Challenging grammatical and typographical constraints, the futurists discarded horizontal/vertical structure in their poetry.

True

Guillaume Apollinaire introduced the concept of simultaneity to the time-and-sequence-bound typography of the printed page.

False

With its depictions of subjective emotions, expressionism influenced graphic art by emphasizing social and political activism.

True

Dada writers and artists were concerned with shock, protest, and nonsense.

True

Die Brücke and Der Blue Reiter were two subgroups of the surrealist movement.

False

While the poster was an important vehicle for propaganda during World War I, it was secondary to the new medium of the radio.

False

Ludwig Hohlwein’s early work was influenced by the Beggarstaffs, although Hohlwein included more areas of patterns and textures.

True

Art Deco refers to the popular geometric style of the 1920s and 1930s. Drawing from varied sources, the style was a means of expressing the modern era of the machine while still satisfying a passion for decoration.

True

A. M. Cassandre’s posters, such as “L’Atlantique” and “L’Étoile du Nord,” include areas of value gradients (shading) that soften the severe geometry of the work.

True

Plakatstil incorporated decorative streamlining, zigzag, and geometry into its designs.

True

Edward McKnight Kauffer’s tourism posters for the London Underground were influenced by cubism.

True

Adolf Hitler felt that publication of scholarly manifestos was more effective than the use of posters in raising support for the Nazi party.

False

Russian lectures by futurist F. T. Marinetti influenced the Russian avant-garde art styles suprematism and constructivism.

True

Kasimir Malevich and Wassily Kandinsky believed that art must remain a spiritual activity apart from the utilitarian needs of society.

True

De Stijl artist Théo van Doesburg developed the theory of elementarism, in which he declared the diagonal line more dynamic than the horizontal and vertical construction.

True

Théo van Doesburg’s An Alphabet of 1919 is created entirely of horizontal and vertical lines, and is devoid of diagonal lines and curves.
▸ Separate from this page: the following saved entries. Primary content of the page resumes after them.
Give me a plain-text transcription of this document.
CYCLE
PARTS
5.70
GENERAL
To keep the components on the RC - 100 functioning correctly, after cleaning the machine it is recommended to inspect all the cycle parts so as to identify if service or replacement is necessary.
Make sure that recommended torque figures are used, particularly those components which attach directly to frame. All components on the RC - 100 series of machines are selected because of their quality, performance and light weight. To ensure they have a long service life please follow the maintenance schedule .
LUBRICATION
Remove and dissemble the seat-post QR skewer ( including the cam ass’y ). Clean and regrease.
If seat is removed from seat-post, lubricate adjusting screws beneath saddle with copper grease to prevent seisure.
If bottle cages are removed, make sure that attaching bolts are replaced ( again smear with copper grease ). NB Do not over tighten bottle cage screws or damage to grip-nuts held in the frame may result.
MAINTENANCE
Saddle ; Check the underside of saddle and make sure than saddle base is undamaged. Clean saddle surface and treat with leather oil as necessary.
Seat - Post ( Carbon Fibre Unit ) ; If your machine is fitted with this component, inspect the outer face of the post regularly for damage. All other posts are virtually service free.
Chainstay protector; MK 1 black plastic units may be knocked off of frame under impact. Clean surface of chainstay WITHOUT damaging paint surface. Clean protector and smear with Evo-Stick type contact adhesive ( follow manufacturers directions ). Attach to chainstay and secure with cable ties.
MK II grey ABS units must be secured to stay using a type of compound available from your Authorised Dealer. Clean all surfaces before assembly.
It appears to be a forerunner of early computer type.

True

The three main principles of constructivism were tectonics, texture, and construction.

True

Alexander Rodchenko designed Novyi lef (Left Front of the Arts) for all fields of the creative arts. His design style was rooted in strong, static, horizontal and vertical forms based on machine-rhythm relationships.

True

The concept of serial painting—using common elements in independent works—was introduced to graphic design by Alexander Rodchenko.